The Road to Wellville
My Victorian grandmother was a firm believer in the power of the enema, or make that enemas, without which she couldn’t navigate her days. I always wondered why her daughter (my mom) crunched religiously on Grape Nuts each and every day. Years later, I think I’ve discovered the answer in T.C. Boyle’s The Road to Wellville. Seems that in the long long ago, pamphlets by that name were tucked into each and every box of Grape Nuts.
Bear with me. The urge to purge is nothing new. Why only yesterday, a friend of mine was moaning that prior to his colonoscopy he was prescribed commodious quantities of laxatives designed to give the physicians a clear shot at his innards. And readers, you have only to flip on the tube to discover at least one channel where an oily looking pitchman (reminds me of a rat) claims the road to health is hi, ho, through ridding oneself of toxins.
What goes in must come out. Or so sayeth gurus of the cleansing kind. Move on, Metamucil.
Then I hit The Road to Wellville, a fictionalized romp about the late Victorian mania for total wellness. If you had bucks, the Battle Creek sanitarium run by Dr. John Harvey Kellogg was where you headed. For a price, this inventor of the corn flake and peanut butter and some seventy-five other gastronomically correct foods would unload not only your colon, but your bank account as well. For example, there’s Nurse Graves (shades of Nurse Ratchet in One Flew Over the Cuckoo’s Nest), who administers five daily enemas and a whole lot more to one Will Lightbody, while his wife takes a sexier cure under the practiced hands and knowing thumb of her personal physician (who perfects the massage mania by practicing on the wombs of randy ladies).

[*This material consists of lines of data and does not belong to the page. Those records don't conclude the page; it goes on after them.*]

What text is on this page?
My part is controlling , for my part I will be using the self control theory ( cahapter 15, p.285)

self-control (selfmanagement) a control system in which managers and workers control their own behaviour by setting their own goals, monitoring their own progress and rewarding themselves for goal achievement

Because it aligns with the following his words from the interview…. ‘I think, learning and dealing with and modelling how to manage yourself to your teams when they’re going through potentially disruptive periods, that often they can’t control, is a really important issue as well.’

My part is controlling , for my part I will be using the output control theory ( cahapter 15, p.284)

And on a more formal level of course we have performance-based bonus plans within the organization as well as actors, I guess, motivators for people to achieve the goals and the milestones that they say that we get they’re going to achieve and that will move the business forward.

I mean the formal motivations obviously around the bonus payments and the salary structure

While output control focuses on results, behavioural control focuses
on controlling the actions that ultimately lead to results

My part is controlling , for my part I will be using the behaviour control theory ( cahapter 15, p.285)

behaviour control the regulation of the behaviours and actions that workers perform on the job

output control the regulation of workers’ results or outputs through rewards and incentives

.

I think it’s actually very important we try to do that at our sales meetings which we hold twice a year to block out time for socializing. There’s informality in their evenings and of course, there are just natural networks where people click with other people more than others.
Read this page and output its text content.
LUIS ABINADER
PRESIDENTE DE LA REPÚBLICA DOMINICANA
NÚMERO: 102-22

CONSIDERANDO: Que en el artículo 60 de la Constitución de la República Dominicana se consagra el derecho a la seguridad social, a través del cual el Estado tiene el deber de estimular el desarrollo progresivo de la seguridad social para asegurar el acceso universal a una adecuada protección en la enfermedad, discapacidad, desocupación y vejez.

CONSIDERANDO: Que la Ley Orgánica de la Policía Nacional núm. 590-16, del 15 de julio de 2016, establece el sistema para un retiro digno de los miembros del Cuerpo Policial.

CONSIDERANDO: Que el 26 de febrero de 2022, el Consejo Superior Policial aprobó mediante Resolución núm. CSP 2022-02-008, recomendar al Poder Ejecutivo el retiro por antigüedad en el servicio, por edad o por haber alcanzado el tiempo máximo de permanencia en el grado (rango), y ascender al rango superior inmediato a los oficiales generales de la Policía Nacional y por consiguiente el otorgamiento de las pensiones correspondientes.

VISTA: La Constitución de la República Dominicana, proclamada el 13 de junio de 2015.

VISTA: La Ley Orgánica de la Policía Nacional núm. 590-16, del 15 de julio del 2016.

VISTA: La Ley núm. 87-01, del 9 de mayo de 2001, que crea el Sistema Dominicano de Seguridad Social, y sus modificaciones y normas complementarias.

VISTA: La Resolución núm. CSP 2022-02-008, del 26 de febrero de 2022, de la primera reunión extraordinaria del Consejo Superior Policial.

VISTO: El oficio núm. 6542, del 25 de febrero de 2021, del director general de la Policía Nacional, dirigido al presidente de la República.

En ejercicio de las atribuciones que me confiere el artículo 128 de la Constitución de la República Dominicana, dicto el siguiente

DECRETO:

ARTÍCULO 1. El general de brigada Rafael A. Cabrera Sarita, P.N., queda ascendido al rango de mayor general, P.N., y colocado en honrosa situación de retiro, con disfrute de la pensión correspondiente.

The cast of characters is oftimes Dickensian and as I read and laughed out loud, I realized that my three favorite authors, John Irving, Oates, and add to that, T.C. Boyle, all ground through the Iowa Writers’ School in Iowa City.
There’s nothing like a fabulously entertaining writer who knows how to keep things moving. Here’s an excerpt.
Doctor: This is a prescription sir…it’s perfectly indigestible. Like eating a broom, but that broom will sweep you clean, Mr. Lightbody….sweep you clean.
Will Lightbody: The milk diet?
Doctor: Oh yes, I’m sorry. The yogurt, for the most part, will be entering you from the posterior end, in a sort of two-pronged assault, as it were.
I’m a dedicated reader and may I say that the wrap-up in Wellville is the finest I’ve ever read, and that includes the end zone in John Irving’s A Prayer for Owen Meany.